Paintings About Paint

James Cook somehow manages to make his Tucson-themed works both abstract and realistic at the same time

If you look up James Cook's new paintings on the Web--and you can, at ericfirestonegallery.com--you won't be inspired to come out and see them in all their pigmented glory at Eric Firestone Gallery.

Cook's Tucson Paintings picture all the subjects that are staples in local tourist galleries: the majestic Catalinas, the pink charms of the Arizona Inn, the curving Spanish arches at St. Philip's Church, Sabino Creek crashing over rocks. You've seen similar genre paintings so many times your brain barely registers them. Reduced to postage-stamp size on the computer screen, Cook's paintings are nothing but clichés.

But it would be a mistake to confine your viewing to the virtual world's flat glass. In the gallery, Cook's deliciously buttery paint charges outward into a third dimension. Thick swaths of glossy oils--blue against beige, yellow over forest green, rose on maroon--rush across the linen with nary a thought for cowboy cliché. Stand up close, and you can't imagine that these wild brushstrokes are anything but random, the work of an abstractionist in tune with his automatic muse.

When you step back, the pictures coalesce into Pusch Ridge or the barrio's tin roofs or the Arizona Inn's flowers, but that doesn't matter. These are paintings about paint.

"Sycamore Study #2" is ostensibly about an autumnal forest, but it's much more about gorgeous slabs of white, gray and umber (the rocks), brilliant green (the forest floor) and sunlit yellow (the leaves). "Monsoon--Tucson #1" captures the eerie light of a sun shower: The sun turns the trees in the foreground a fluorescent green, while the stormy sky above veers into velvety charcoal. "Catalinas Snow #1" is all delicately shaded pink, white and blue.

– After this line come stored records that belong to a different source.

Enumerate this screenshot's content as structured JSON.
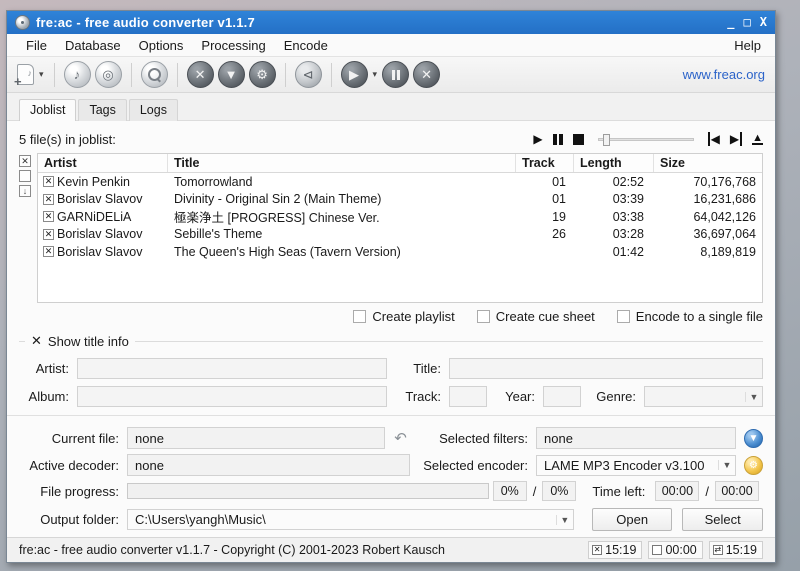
{
  "window": {
    "title": "fre:ac - free audio converter v1.1.7",
    "controls": {
      "minimize": "_",
      "maximize": "□",
      "close": "X"
    }
  },
  "menu": {
    "items": [
      "File",
      "Database",
      "Options",
      "Processing",
      "Encode"
    ],
    "help": "Help"
  },
  "toolbar": {
    "website_link": "www.freac.org",
    "icon_names": [
      "add-files-icon",
      "music-note-icon",
      "cd-rip-icon",
      "search-icon",
      "tools-icon",
      "filter-icon",
      "gear-icon",
      "share-icon",
      "play-icon",
      "pause-icon",
      "stop-icon"
    ],
    "glyphs": {
      "music_note": "♪",
      "cd": "◎",
      "tools": "✕",
      "filter": "▼",
      "gear": "⚙",
      "share": "⊲",
      "play": "▶",
      "stop": "✕",
      "caret": "▾"
    }
  },
  "tabs": {
    "joblist": "Joblist",
    "tags": "Tags",
    "logs": "Logs"
  },
  "joblist": {
    "count_text": "5 file(s) in joblist:",
    "columns": {
      "artist": "Artist",
      "title": "Title",
      "track": "Track",
      "length": "Length",
      "size": "Size"
    },
    "rows": [
      {
        "artist": "Kevin Penkin",
        "title": "Tomorrowland",
        "track": "01",
        "length": "02:52",
        "size": "70,176,768"
      },
      {
        "artist": "Borislav Slavov",
        "title": "Divinity - Original Sin 2 (Main Theme)",
        "track": "01",
        "length": "03:39",
        "size": "16,231,686"
      },
      {
        "artist": "GARNiDELiA",
        "title": "極楽浄土 [PROGRESS] Chinese Ver.",
        "track": "19",
        "length": "03:38",
        "size": "64,042,126"
      },
      {
        "artist": "Borislav Slavov",
        "title": "Sebille's Theme",
        "track": "26",
        "length": "03:28",
        "size": "36,697,064"
      },
      {
        "artist": "Borislav Slavov",
        "title": "The Queen's High Seas (Tavern Version)",
        "track": "",
        "length": "01:42",
        "size": "8,189,819"
      }
    ],
    "row_checkbox_glyph": "✕",
    "select_all_glyph": "✕",
    "playback_glyphs": {
      "play": "▶",
      "stop": "",
      "prev": "◀",
      "next": "▶",
      "eject": "▲"
    }
  },
  "options_row": {
    "create_playlist": "Create playlist",
    "create_cue_sheet": "Create cue sheet",
    "encode_single_file": "Encode to a single file"
  },
  "title_info": {
    "header": "Show title info",
    "collapse_glyph": "✕",
    "artist_label": "Artist:",
    "album_label": "Album:",
    "title_label": "Title:",
    "track_label": "Track:",
    "year_label": "Year:",
    "genre_label": "Genre:"
  },
  "converter": {
    "current_file_label": "Current file:",
    "current_file_value": "none",
    "active_decoder_label": "Active decoder:",
    "active_decoder_value": "none",
    "selected_filters_label": "Selected filters:",
    "selected_filters_value": "none",
    "selected_encoder_label": "Selected encoder:",
    "selected_encoder_value": "LAME MP3 Encoder v3.100",
    "file_progress_label": "File progress:",
    "progress_current": "0%",
    "progress_total": "0%",
    "slash": "/",
    "time_left_label": "Time left:",
    "time_left_current": "00:00",
    "time_left_total": "00:00",
    "output_folder_label": "Output folder:",
    "output_folder_value": "C:\\Users\\yangh\\Music\\",
    "open_button": "Open",
    "select_button": "Select"
  },
  "statusbar": {
    "text": "fre:ac - free audio converter v1.1.7 - Copyright (C) 2001-2023 Robert Kausch",
    "time1": "15:19",
    "time2": "00:00",
    "time3": "15:19",
    "icon1_glyph": "✕",
    "icon2_glyph": "",
    "icon3_glyph": "⇄"
  }
}
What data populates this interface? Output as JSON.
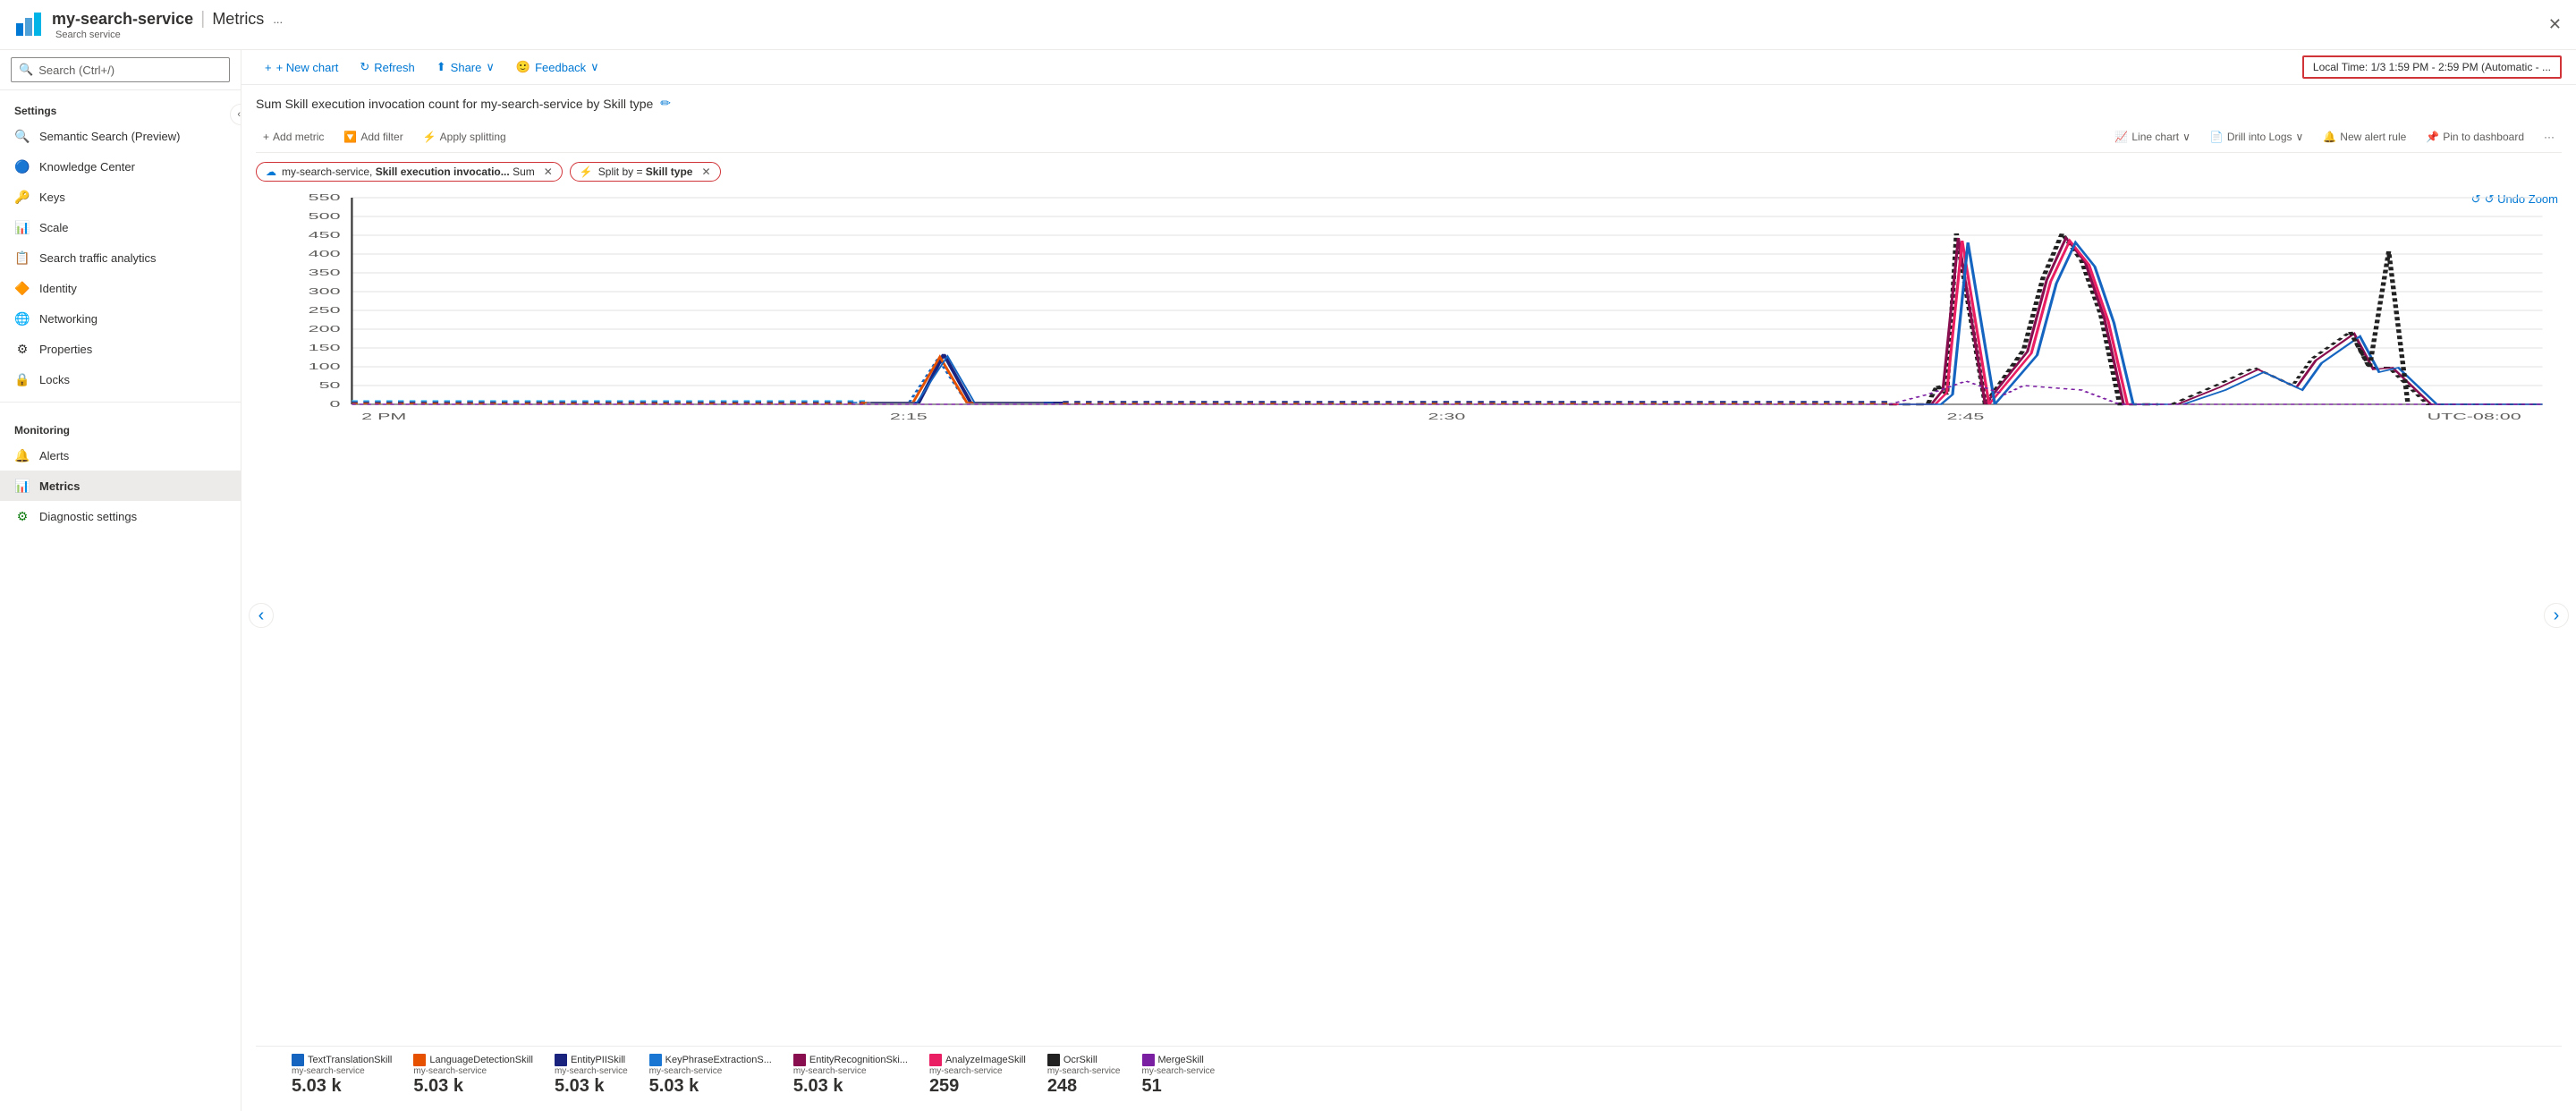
{
  "header": {
    "icon_color": "#0078d4",
    "service_name": "my-search-service",
    "separator": "|",
    "page_title": "Metrics",
    "ellipsis": "...",
    "service_label": "Search service",
    "close_label": "✕"
  },
  "toolbar": {
    "new_chart_label": "+ New chart",
    "refresh_label": "↻ Refresh",
    "share_label": "⬆ Share",
    "share_chevron": "∨",
    "feedback_label": "🙂 Feedback",
    "feedback_chevron": "∨",
    "time_range_label": "Local Time: 1/3 1:59 PM - 2:59 PM (Automatic - ..."
  },
  "sidebar": {
    "search_placeholder": "Search (Ctrl+/)",
    "sections": [
      {
        "label": "Settings",
        "items": [
          {
            "icon": "🔍",
            "label": "Semantic Search (Preview)",
            "active": false
          },
          {
            "icon": "🔵",
            "label": "Knowledge Center",
            "active": false
          },
          {
            "icon": "🔑",
            "label": "Keys",
            "active": false
          },
          {
            "icon": "📊",
            "label": "Scale",
            "active": false
          },
          {
            "icon": "📋",
            "label": "Search traffic analytics",
            "active": false
          },
          {
            "icon": "🔶",
            "label": "Identity",
            "active": false
          },
          {
            "icon": "🌐",
            "label": "Networking",
            "active": false
          },
          {
            "icon": "⚙",
            "label": "Properties",
            "active": false
          },
          {
            "icon": "🔒",
            "label": "Locks",
            "active": false
          }
        ]
      },
      {
        "label": "Monitoring",
        "items": [
          {
            "icon": "🔔",
            "label": "Alerts",
            "active": false
          },
          {
            "icon": "📊",
            "label": "Metrics",
            "active": true
          },
          {
            "icon": "⚙",
            "label": "Diagnostic settings",
            "active": false
          }
        ]
      }
    ]
  },
  "chart": {
    "title": "Sum Skill execution invocation count for my-search-service by Skill type",
    "edit_icon": "✏",
    "toolbar": {
      "add_metric": "+ Add metric",
      "add_filter": "🔽 Add filter",
      "apply_splitting": "⚡ Apply splitting",
      "line_chart": "📈 Line chart",
      "line_chart_chevron": "∨",
      "drill_into_logs": "📄 Drill into Logs",
      "drill_chevron": "∨",
      "new_alert_rule": "🔔 New alert rule",
      "pin_to_dashboard": "📌 Pin to dashboard",
      "more": "···"
    },
    "metric_tags": [
      {
        "icon": "☁",
        "text": "my-search-service, Skill execution invocatio... Sum"
      },
      {
        "icon": "⚡",
        "text": "Split by = Skill type"
      }
    ],
    "undo_zoom": "↺ Undo Zoom",
    "y_axis": [
      550,
      500,
      450,
      400,
      350,
      300,
      250,
      200,
      150,
      100,
      50,
      0
    ],
    "x_axis": [
      "2 PM",
      "2:15",
      "2:30",
      "2:45",
      "UTC-08:00"
    ],
    "legend": [
      {
        "color": "#1565c0",
        "label": "TextTranslationSkill",
        "service": "my-search-service",
        "value": "5.03 k"
      },
      {
        "color": "#e65100",
        "label": "LanguageDetectionSkill",
        "service": "my-search-service",
        "value": "5.03 k"
      },
      {
        "color": "#1a237e",
        "label": "EntityPIISkill",
        "service": "my-search-service",
        "value": "5.03 k"
      },
      {
        "color": "#1565c0",
        "label": "KeyPhraseExtractionS...",
        "service": "my-search-service",
        "value": "5.03 k"
      },
      {
        "color": "#880e4f",
        "label": "EntityRecognitionSki...",
        "service": "my-search-service",
        "value": "5.03 k"
      },
      {
        "color": "#e91e63",
        "label": "AnalyzeImageSkill",
        "service": "my-search-service",
        "value": "259"
      },
      {
        "color": "#212121",
        "label": "OcrSkill",
        "service": "my-search-service",
        "value": "248"
      },
      {
        "color": "#7b1fa2",
        "label": "MergeSkill",
        "service": "my-search-service",
        "value": "51"
      }
    ]
  }
}
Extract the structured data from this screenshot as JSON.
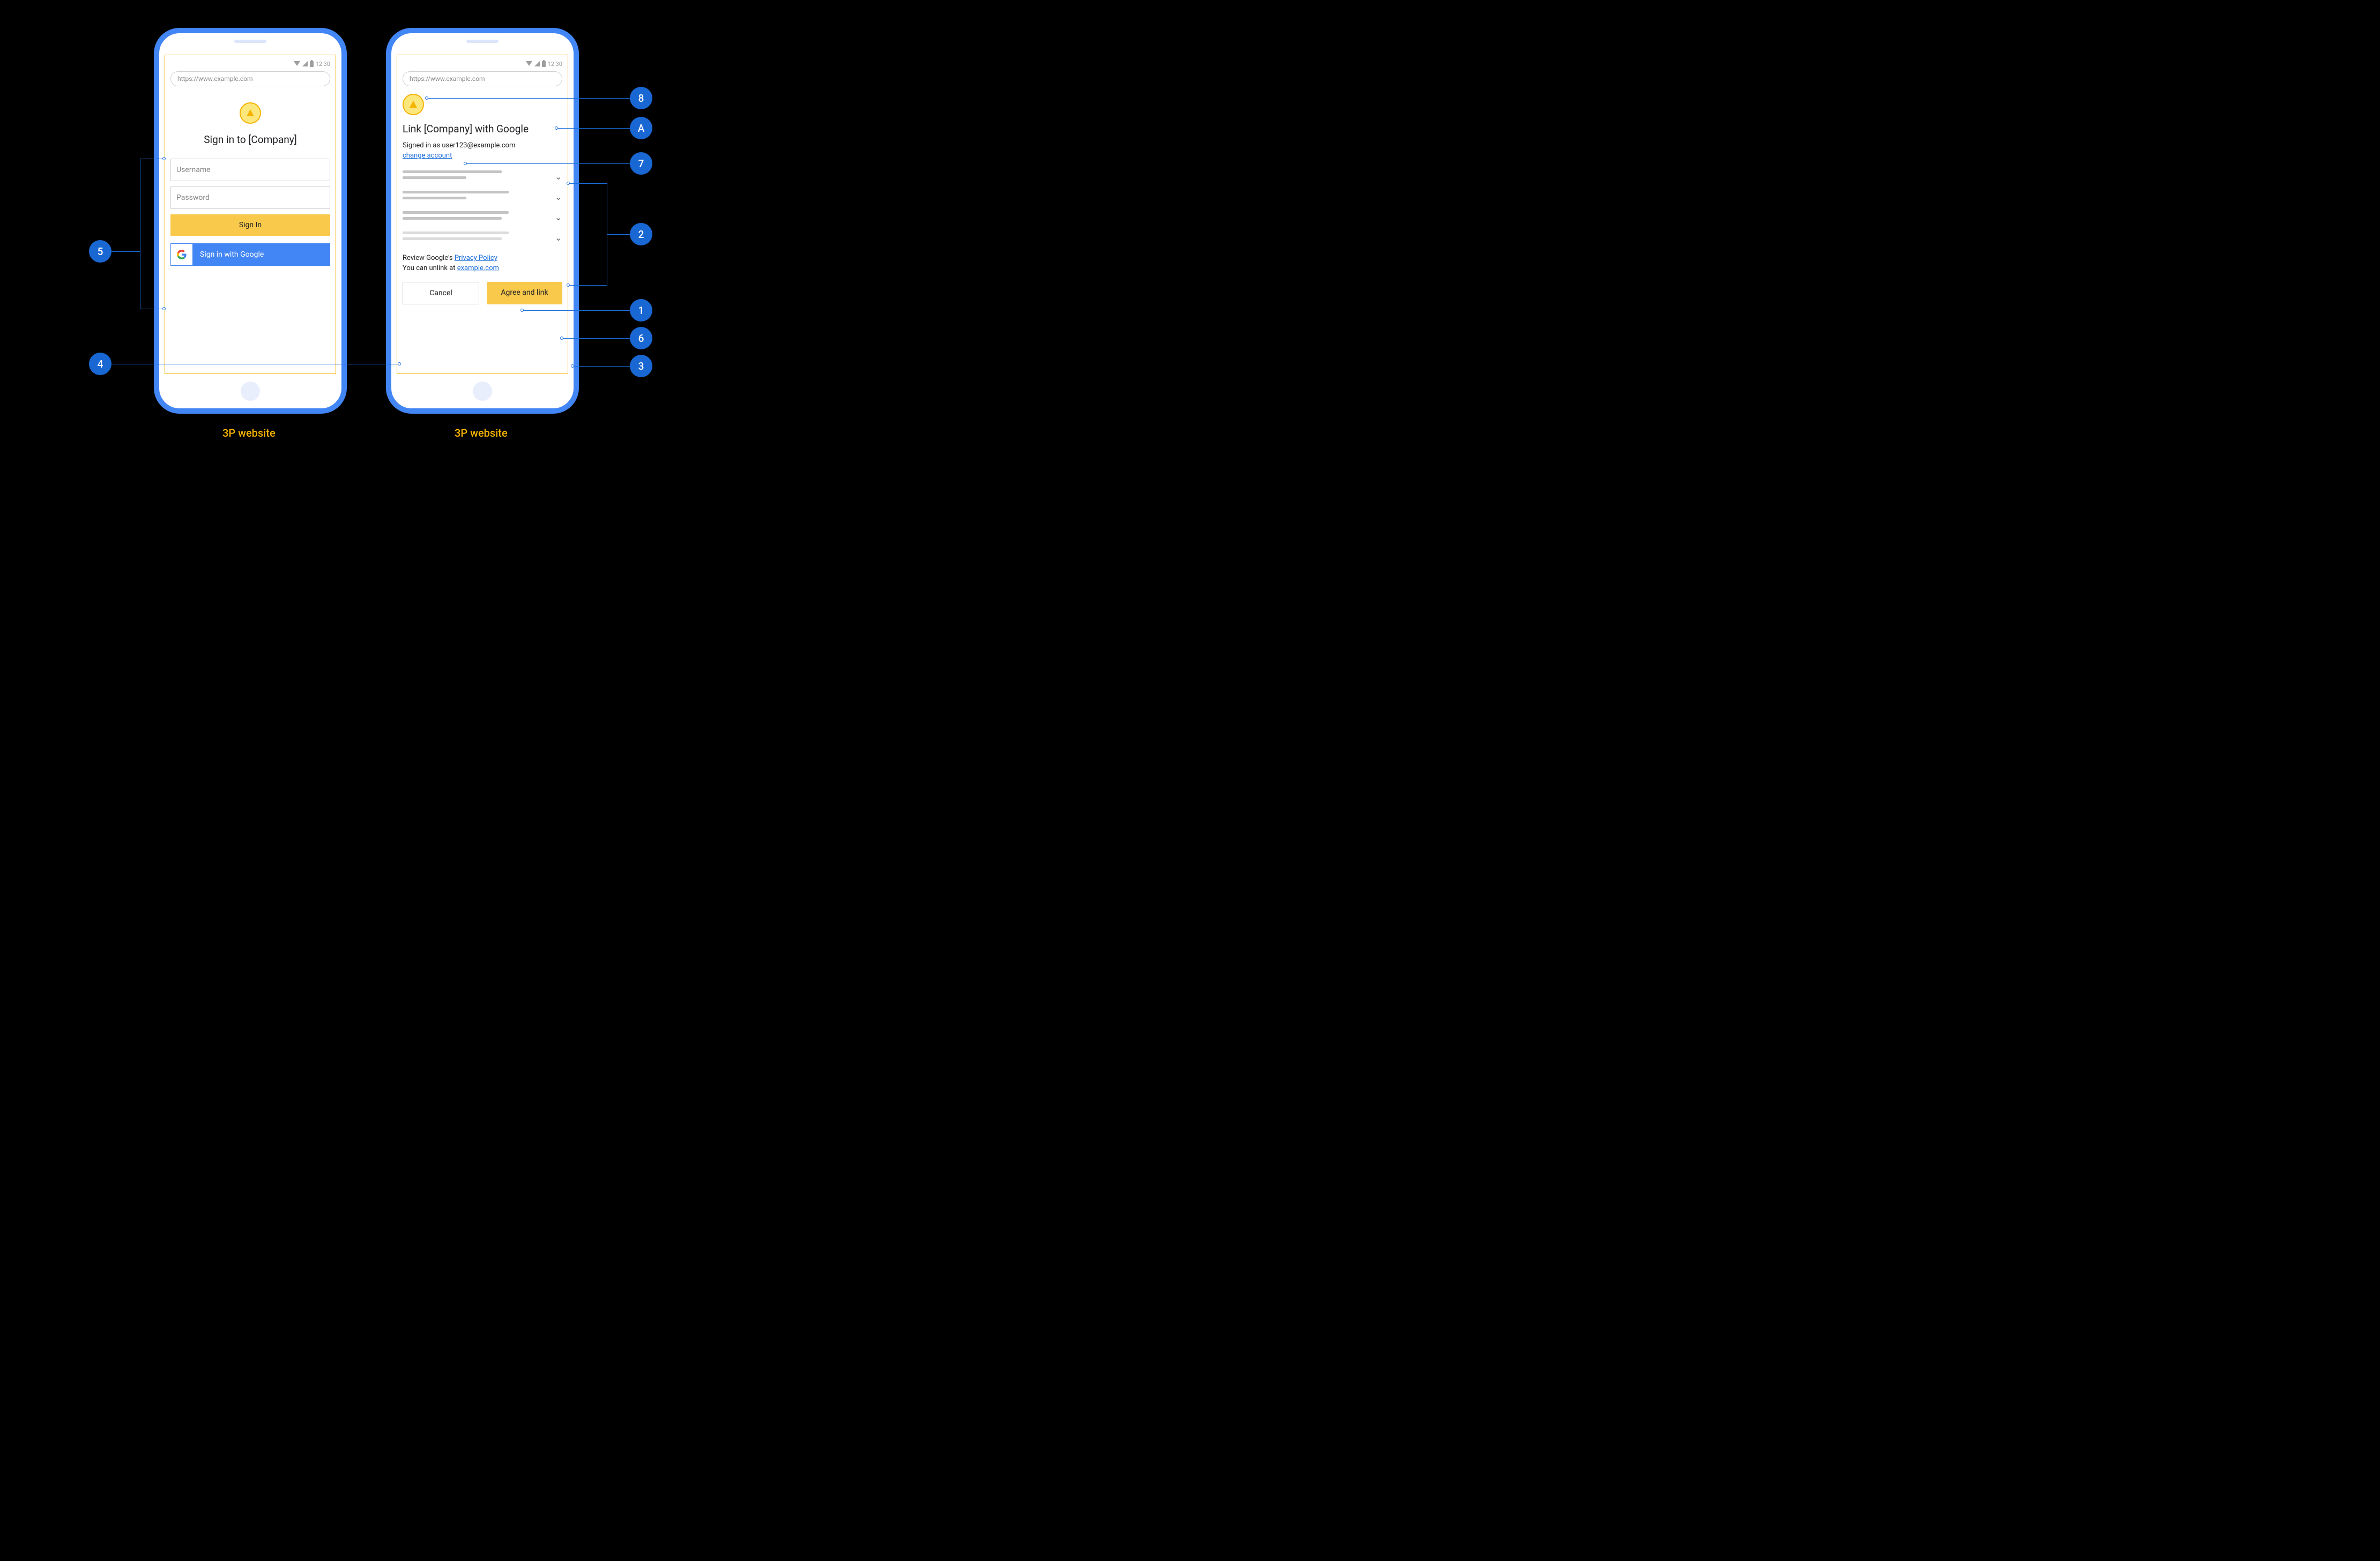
{
  "status": {
    "time": "12:30"
  },
  "url": "https://www.example.com",
  "signin": {
    "heading": "Sign in to [Company]",
    "username_ph": "Username",
    "password_ph": "Password",
    "signin_btn": "Sign In",
    "google_btn": "Sign in with Google"
  },
  "consent": {
    "heading": "Link [Company] with Google",
    "signed_in_prefix": "Signed in as ",
    "signed_in_user": "user123@example.com",
    "change_account": "change account",
    "review_prefix": "Review Google's ",
    "privacy_link": "Privacy Policy",
    "unlink_prefix": "You can unlink at ",
    "unlink_link": "example.com",
    "cancel": "Cancel",
    "agree": "Agree and link"
  },
  "captions": {
    "left": "3P website",
    "right": "3P website"
  },
  "callouts": {
    "c1": "1",
    "c2": "2",
    "c3": "3",
    "c4": "4",
    "c5": "5",
    "c6": "6",
    "c7": "7",
    "c8": "8",
    "cA": "A"
  }
}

Long a successful crossover artist, Cook appeals to art conservatives and iconoclasts alike. He's a modernist in love with his materials, but he paints conventional subjects for people who like their art tame. Thus, the Main Library downtown bought one of his tumbling creek scenes and hung it on its main staircase; it's placid enough to please the realism-loving public, but painted boldly enough to satisfy the paint purist.

The mystery is how Cook manages the conjuring trick, churning out paintings that are abstract and realistic at the same time. Does he plan every swab of rough-and-tumble paint? How can he know that a dash of pale blue against deep blue in the big painting "Catalina" will read as sunlight on rock when he steps away from the linen? Or that the symphony of rich grays in "Monsoon--Tucson #1" will look like rain? Cook's painted marks may seem improvisational, but he evidently follows a score in his head. Still, he paints them quickly. All of the works in this show, numbering more than three dozen, were painted in 2004. They're so fresh you can still smell the paint.

Influenced as he is in technique by the painterly painters from the Impressionists on up, Cook also has drunk up the lessons of the 19th century Western landscape painters. You can see their visions of the sublime in Cook's painted "Catalinas" and "Pusch Ridge." Their exalted mountain peaks, pushing up toward the heavens and divinely lit, have the grandeur of an Albert Bierstadt or a Frank Church, old-time painters awed by the majesty of the American West.

Twelve years ago, Cook won the coveted Stonewall Show, a solo exhibition at the Tucson Museum of Art awarded annually to a regional artist. In the big works in that show, he also painted the awe inspired by great industrial plants, the smelters that shoot fire into the sky and ash into the landscape. And he likes to paint the sea as well, a favorite subject of another 19th-century painter, J.M.W. Turner.

This time around, Cook sticks close to home, painting his favorite local wildernesses. Besides the Catalinas, he's traipsed into Madera Canyon, and he's exhibiting at least five pictures of Sabino Creek. But he's enough of a Tucsonan to be as charmed by the city's Mexican rituals and vernacular architecture as he is by the landscape. Día de los Muertos inspired a couple of grave paintings, their flower-strewn white crosses rising up out of the ground. Each one is also a color study; the cemetery dirt of "All Saints #2" gives Cook a chance to go wild with daylight ochre and tan. It becomes night-time mud and deep blue in the candle-lit "All Saints #3." The barrio paintings are fine tangles of diagonal tin roofs, looping telephone wires and soft-edge adobes, nestled in the shadow of Sentinel Peak.

By comparison with the barrio paintings' lively disorder, Cook's Arizona Inn pictures are a little too prim. He seems to have been inhibited by the elegant old hotel's controlled environment, its carefully planned gardens and meticulously painted pink buildings. The place doesn't lend itself to much creative interpretation, and these paintings look a bit like corporate commissions.

He has had a little fun with the pool gate, gouging out the thick paint of the background to make the vertical wrought-iron bars. And the flower gardens yielded up some nice color explosions, paintings without horizon that are pure posy--and pure paint--from top to bottom.